Un mundo de mentira A Díaz Ferrán le entusiasmaba dar la vuelta a la realidad, esconderla y cambiarla. Así trató de vender la embarcación, poniéndole otro nombre para esquivar el marcaje de la justicia, que le encimaba tras la querella interpuesta por sus acreedores. Gerardo borró el nombre de su mujer y nombró al yate Gihramar. Demasiado burdo. El juez, atento a la estratagema del empresario, impidió su venta a una sociedad que manejaba su testaferro, Ángel de Cabo, el pasado verano, en Islas Vírgenes.

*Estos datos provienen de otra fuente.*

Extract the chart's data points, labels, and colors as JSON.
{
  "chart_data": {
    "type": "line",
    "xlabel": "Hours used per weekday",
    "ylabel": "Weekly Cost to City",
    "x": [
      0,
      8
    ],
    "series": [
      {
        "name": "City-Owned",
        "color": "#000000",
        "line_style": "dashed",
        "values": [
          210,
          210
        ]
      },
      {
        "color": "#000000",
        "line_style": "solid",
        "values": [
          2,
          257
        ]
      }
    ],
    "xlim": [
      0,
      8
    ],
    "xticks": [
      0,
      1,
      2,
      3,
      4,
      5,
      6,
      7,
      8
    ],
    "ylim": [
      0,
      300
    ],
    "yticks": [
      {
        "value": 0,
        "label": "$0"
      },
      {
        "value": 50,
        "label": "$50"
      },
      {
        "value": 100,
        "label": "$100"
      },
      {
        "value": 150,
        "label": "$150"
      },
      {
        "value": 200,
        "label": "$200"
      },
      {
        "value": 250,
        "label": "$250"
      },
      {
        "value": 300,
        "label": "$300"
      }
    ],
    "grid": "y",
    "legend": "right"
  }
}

Decidido a huir hacia delante, a dibujar un escenario de fábula donde solo había un agujero negro, Díaz Ferrán se colgó de la chepa de sus viejos amigos, a los que pidió crédito en comidas en el restaurante El Tártaro de Madrid con la promesa de que estos recuperarían el dinero prestado. Los que le dieron crédito nunca más supieron de él, porque agobiado ante tanto requerimiento, cambió de numero de teléfono para no tener que rendir cuentas. Poca cosa para un hombre capaz de tejer junto a sus colaboradores un tupida red de más de 60 empresas fantasmas con la intención de ocultar el dinero de Viajes Marsans, el que fuera su buque insignia y del que saqueó la caja de caudales después de haber dejado a cientos de empleados sin trabajo.
La tarea de Gerardo Díaz Ferrán, su epopeya, tenía que ver con jugar al escondite con bolsas de dinero, desviar el dinero sin ser detectado y que esas cantidades llegaran a las cuentas que manejaban las sociedades pantalla creadas para operar en paraísos fiscales y dar salida a la liquidación de sus empresas. En julio de 2012, después de que la Audiencia Nacional evitara la venta del yate que cambió de nombre, se hizo pública una investigación sobre un supuesto desvío de 4,9 millones de euros a Suiza de una empresa de viajes irlandesa, que recogía el flujo que dejaba Viajes Marsans, que siempre estuvo bajo el control de Díaz Ferrán. Se le acusó entonces de intento de blanqueo de dinero y de tratar de escapar al embargo económico que padece por 417 millones. Finalmente, el alzamiento de bienes y la ocultación del patrimonio se convirtió en el único empeño del que fuera empresario, patrón de patrones, el pícaro don Gerardo.